Kampf gegen den Verkehrskollaps, 1873

Franz Alt, Wien, Weltausstellung 1873

Die folgende Karte zeigt sehr schön, dass für die Planer der Wiener Weltausstellung 1873 (1. Mai – 2. November) das Thema Verkehr ein durchaus brennendes war. Kaum verwunderlich: Der 1871 als Generaldirektor eingesetzte Wilhelm von Schwarz-Senborn – sein heftig umstrittener Führungsstil wurde als autoritär gebrandmarkt, doch der Freiherr erwarb sich als bedeutender Förderer der österreichischen Fotografie sowie als engagierter Volksbildner auch besondere Meriten (ehe er nach einem turbulenten Leben 1903 in geistiger Umnachtung verstarb) -, Schwarz-Senborn also hoffte bekanntlich auf rund 20 Millionen Besucher. Während daher etwa ein großer Platz an der Hauptallee sowie ein Teil der Jesuitenwiese Transportmitteln wie Kutschen etc. zugewiesen wurde (»Wagen-Aufstellung«), führte eine neu konzipierte Linie der Pferdebahn über die Rotundenbrücke [Foto, ca. 1873] durch die Rustenschacherallee zum Ausstellungsgelände.

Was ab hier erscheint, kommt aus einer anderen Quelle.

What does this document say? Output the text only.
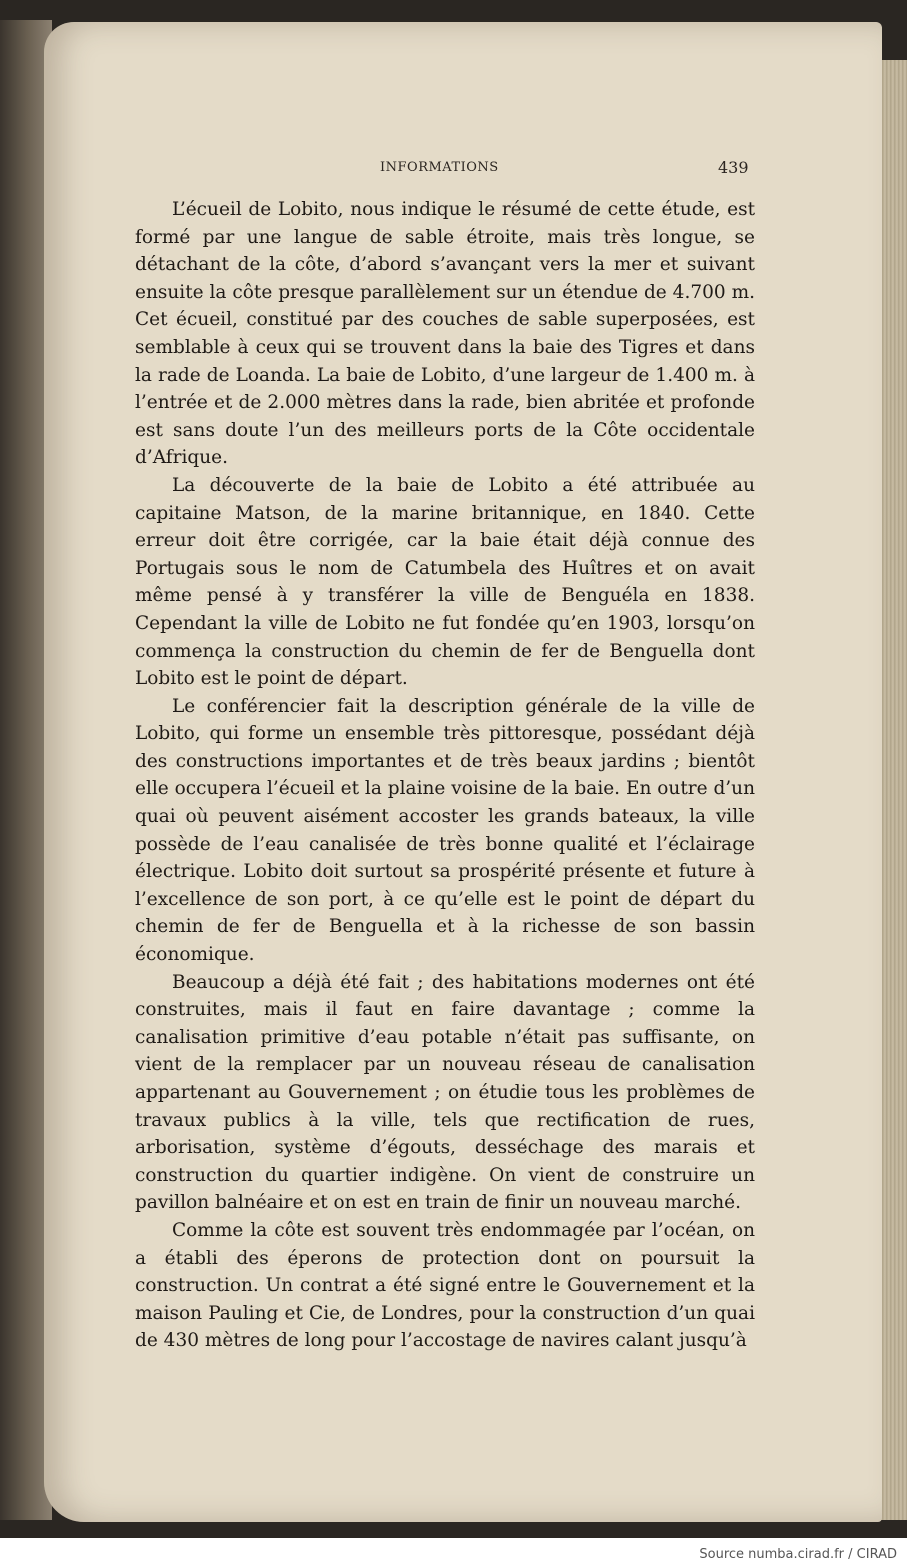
INFORMATIONS	439

L’écueil de Lobito, nous indique le résumé de cette étude, est formé par une langue de sable étroite, mais très longue, se détachant de la côte, d’abord s’avançant vers la mer et suivant ensuite la côte presque parallèlement sur un étendue de 4.700 m. Cet écueil, constitué par des couches de sable superposées, est semblable à ceux qui se trouvent dans la baie des Tigres et dans la rade de Loanda. La baie de Lobito, d’une largeur de 1.400 m. à l’entrée et de 2.000 mètres dans la rade, bien abritée et profonde est sans doute l’un des meilleurs ports de la Côte occidentale d’Afrique.

La découverte de la baie de Lobito a été attribuée au capitaine Matson, de la marine britannique, en 1840. Cette erreur doit être corrigée, car la baie était déjà connue des Portugais sous le nom de Catumbela des Huîtres et on avait même pensé à y transférer la ville de Benguéla en 1838. Cependant la ville de Lobito ne fut fondée qu’en 1903, lorsqu’on commença la construction du chemin de fer de Benguella dont Lobito est le point de départ.

Le conférencier fait la description générale de la ville de Lobito, qui forme un ensemble très pittoresque, possédant déjà des constructions importantes et de très beaux jardins ; bientôt elle occupera l’écueil et la plaine voisine de la baie. En outre d’un quai où peuvent aisément accoster les grands bateaux, la ville possède de l’eau canalisée de très bonne qualité et l’éclairage électrique. Lobito doit surtout sa prospérité présente et future à l’excellence de son port, à ce qu’elle est le point de départ du chemin de fer de Benguella et à la richesse de son bassin économique.

Beaucoup a déjà été fait ; des habitations modernes ont été construites, mais il faut en faire davantage ; comme la canalisation primitive d’eau potable n’était pas suffisante, on vient de la remplacer par un nouveau réseau de canalisation appartenant au Gouvernement ; on étudie tous les problèmes de travaux publics à la ville, tels que rectification de rues, arborisation, système d’égouts, desséchage des marais et construction du quartier indigène. On vient de construire un pavillon balnéaire et on est en train de finir un nouveau marché.

Comme la côte est souvent très endommagée par l’océan, on a établi des éperons de protection dont on poursuit la construction. Un contrat a été signé entre le Gouvernement et la maison Pauling et Cie, de Londres, pour la construction d’un quai de 430 mètres de long pour l’accostage de navires calant jusqu’à

Source numba.cirad.fr / CIRAD
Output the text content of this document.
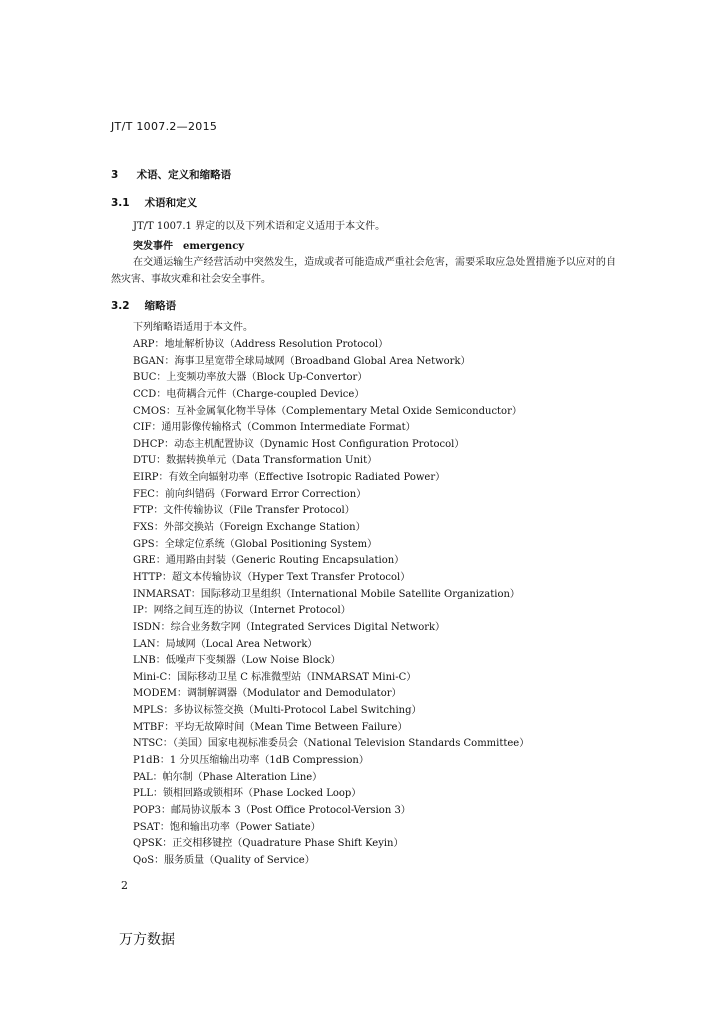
JT/T 1007.2—2015
3 术语、定义和缩略语
3.1 术语和定义
JT/T 1007.1 界定的以及下列术语和定义适用于本文件。
突发事件 emergency
在交通运输生产经营活动中突然发生，造成或者可能造成严重社会危害，需要采取应急处置措施予以应对的自然灾害、事故灾难和社会安全事件。
3.2 缩略语
下列缩略语适用于本文件。
ARP：地址解析协议（Address Resolution Protocol）
BGAN：海事卫星宽带全球局域网（Broadband Global Area Network）
BUC：上变频功率放大器（Block Up-Convertor）
CCD：电荷耦合元件（Charge-coupled Device）
CMOS：互补金属氧化物半导体（Complementary Metal Oxide Semiconductor）
CIF：通用影像传输格式（Common Intermediate Format）
DHCP：动态主机配置协议（Dynamic Host Configuration Protocol）
DTU：数据转换单元（Data Transformation Unit）
EIRP：有效全向辐射功率（Effective Isotropic Radiated Power）
FEC：前向纠错码（Forward Error Correction）
FTP：文件传输协议（File Transfer Protocol）
FXS：外部交换站（Foreign Exchange Station）
GPS：全球定位系统（Global Positioning System）
GRE：通用路由封装（Generic Routing Encapsulation）
HTTP：超文本传输协议（Hyper Text Transfer Protocol）
INMARSAT：国际移动卫星组织（International Mobile Satellite Organization）
IP：网络之间互连的协议（Internet Protocol）
ISDN：综合业务数字网（Integrated Services Digital Network）
LAN：局域网（Local Area Network）
LNB：低噪声下变频器（Low Noise Block）
Mini-C：国际移动卫星 C 标准微型站（INMARSAT Mini-C）
MODEM：调制解调器（Modulator and Demodulator）
MPLS：多协议标签交换（Multi-Protocol Label Switching）
MTBF：平均无故障时间（Mean Time Between Failure）
NTSC：（美国）国家电视标准委员会（National Television Standards Committee）
P1dB：1 分贝压缩输出功率（1dB Compression）
PAL：帕尔制（Phase Alteration Line）
PLL：锁相回路或锁相环（Phase Locked Loop）
POP3：邮局协议版本 3（Post Office Protocol-Version 3）
PSAT：饱和输出功率（Power Satiate）
QPSK：正交相移键控（Quadrature Phase Shift Keyin）
QoS：服务质量（Quality of Service）
2
万方数据
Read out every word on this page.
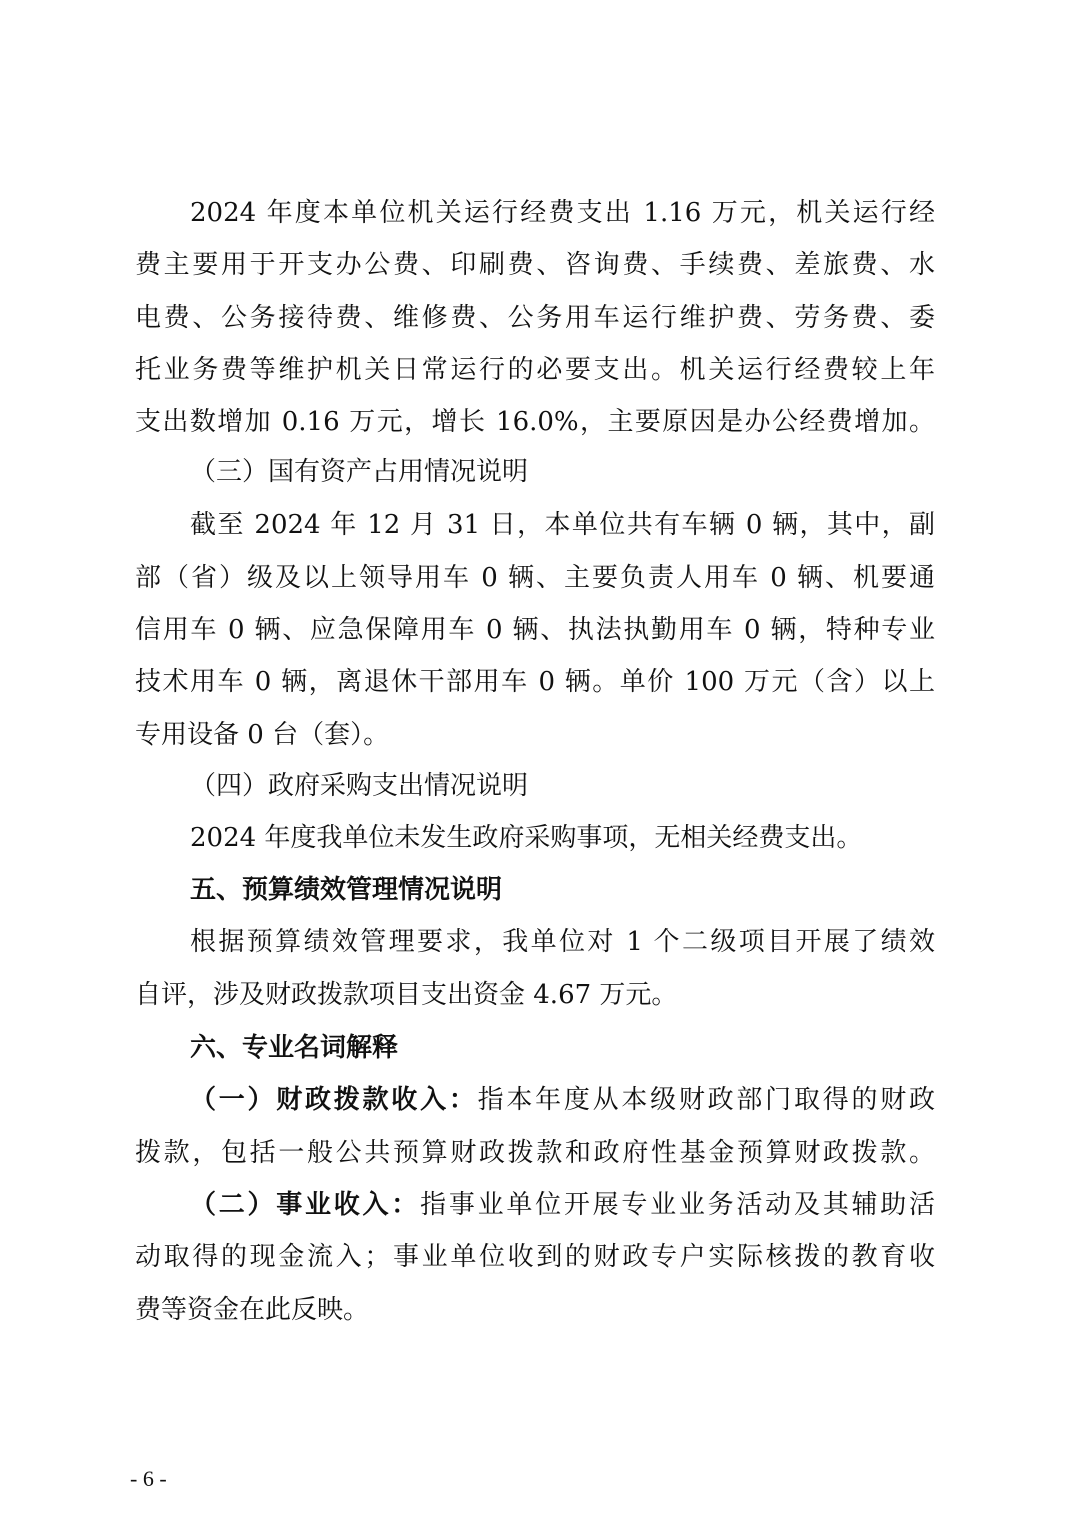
2024 年度本单位机关运行经费支出 1.16 万元，机关运行经
费主要用于开支办公费、印刷费、咨询费、手续费、差旅费、水
电费、公务接待费、维修费、公务用车运行维护费、劳务费、委
托业务费等维护机关日常运行的必要支出。机关运行经费较上年
支出数增加 0.16 万元，增长 16.0%，主要原因是办公经费增加。
（三）国有资产占用情况说明
截至 2024 年 12 月 31 日，本单位共有车辆 0 辆，其中，副
部（省）级及以上领导用车 0 辆、主要负责人用车 0 辆、机要通
信用车 0 辆、应急保障用车 0 辆、执法执勤用车 0 辆，特种专业
技术用车 0 辆，离退休干部用车 0 辆。单价 100 万元（含）以上
专用设备 0 台（套）。
（四）政府采购支出情况说明
2024 年度我单位未发生政府采购事项，无相关经费支出。
五、预算绩效管理情况说明
根据预算绩效管理要求，我单位对 1 个二级项目开展了绩效
自评，涉及财政拨款项目支出资金 4.67 万元。
六、专业名词解释
（一）财政拨款收入：指本年度从本级财政部门取得的财政
拨款，包括一般公共预算财政拨款和政府性基金预算财政拨款。
（二）事业收入：指事业单位开展专业业务活动及其辅助活
动取得的现金流入；事业单位收到的财政专户实际核拨的教育收
费等资金在此反映。
- 6 -
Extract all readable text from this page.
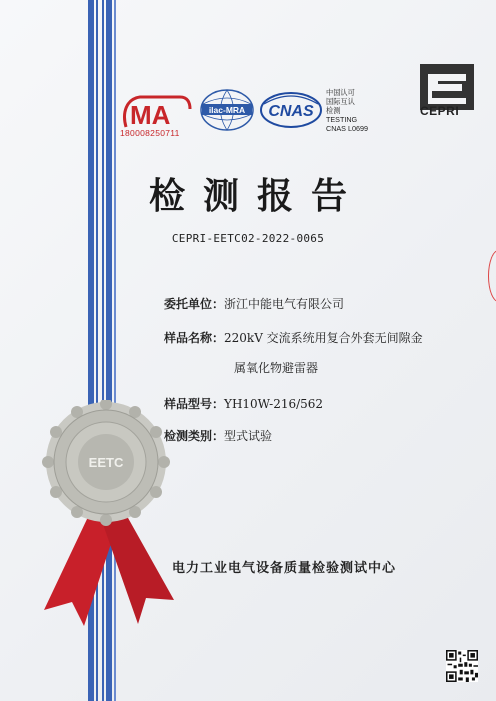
MA
180008250711
ilac-MRA CNAS
中国认可
国际互认
检测
TESTING
CNAS L0699
CEPRI
检测报告
CEPRI-EETC02-2022-0065
委托单位：浙江中能电气有限公司
样品名称：220kV 交流系统用复合外套无间隙金
属氧化物避雷器
样品型号：YH10W-216/562
检测类别：型式试验
EETC
电力工业电气设备质量检验测试中心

Plan der Wiener Weltausstellung (Ausschnitt); Carl Gerold & Sohn, 1873

Selbstverständlich – wir befinden uns ja in Wien – gab es im Vorfeld nicht unwesentliche Hürden zu überwinden. Am 1. März 1873, exakt zwei Monate vor der geplanten Eröffnung der Exposition, informierte die Wiener Weltausstellungs-Zeitung ihre besorgten Leser schließlich über den neuesten Stand der Dinge:

Die erste Weltausstellungslinie der Tramway Radetzkybrücke – Radetzkystraße – Sophienbrücke wird heute, Samstag, eröffnet werden, vorläufig allerdings nur bis zur Sophienbrücke. Die Vollendung bis zur Pratergürtelstraße, längs welcher die Geleise auch schon gelegt sind, wird Ende März erfolgen. Die Herstellung der Verbindung von der Sophienbrücke zur Schüttelstraße und zum Prater, deren Mangel wir jüngst rügten, wird nunmehr eifrigst betrieben. Der Magistratsreferent, Rat Lekisch, hat sich an die Donau-Regulierungs-Kommission mit der dringenden Bitte gewendet, die Anschüttung schleunigst zu besorgen. Die Donau-Regulierungs-Kommission hat deshalb angeordnet, dass vom 1. März angefangen täglich 80 Kubik-Klaster Baggerungsmaterial zugeführt werden, sodass bis 20. März die Anschüttung vollendet sein kann. Wenn das Wetter sich günstig gestaltet, wird die Dampfwalze hier sofort in Tätigkeit gesetzt werden und die Pflasterung schleunigst erfolgen, mit der gleichzeitig die Verbindung der Tramwaygeleise vor sich gehen wird, sodass längstens Anfangs April der Verkehr über die Sophienbrücke zum Weltausstellungsplatz ermöglicht sein wird. [Link zu Originaltext auf anno.onb.ac.at]

Hoffnungsfrohe Zeilen, die den optimistischen Fortschrittsglauben der Gründerzeit durchaus widerspiegeln. Und tatsächlich wurde wenig später von Seiten der Wiener Tramway-Gesellschaft erleichtert Entwarnung gegeben. Wie geplant waren am 1. Mai nun drei neue Linien der Pferdebahn Richtung Prater im Einsatz: Zusätzlich zur Strecke durch die Rustenschacherallee zum Rondeau (Hauptallee/Stadionallee) war überdies eine Abzweigung von der Lassallestraße (Venediger Au) durch die Ausstellungsstraße zur Lagerhausstraße eröffnet worden sowie eine Verbindung von der Nussdorfer Straße zum Praterstern. Schon bald würde sich jedoch herausstellen, dass ein drohender Verkehrskollaps zu den geringsten Problemen von Schwarz-Senborn und seinen Mitstreitern zählte sollte: Lediglich 7,2 Millionen Besucher hatten am Ende ihren Weg zur mächtigen Rotunde gefunden, das Defizit der durch Börsenkrach und Cholera-Epidemie schwer beeinträchtigten Ausstellung betrug erschreckende 14.866.921 Gulden.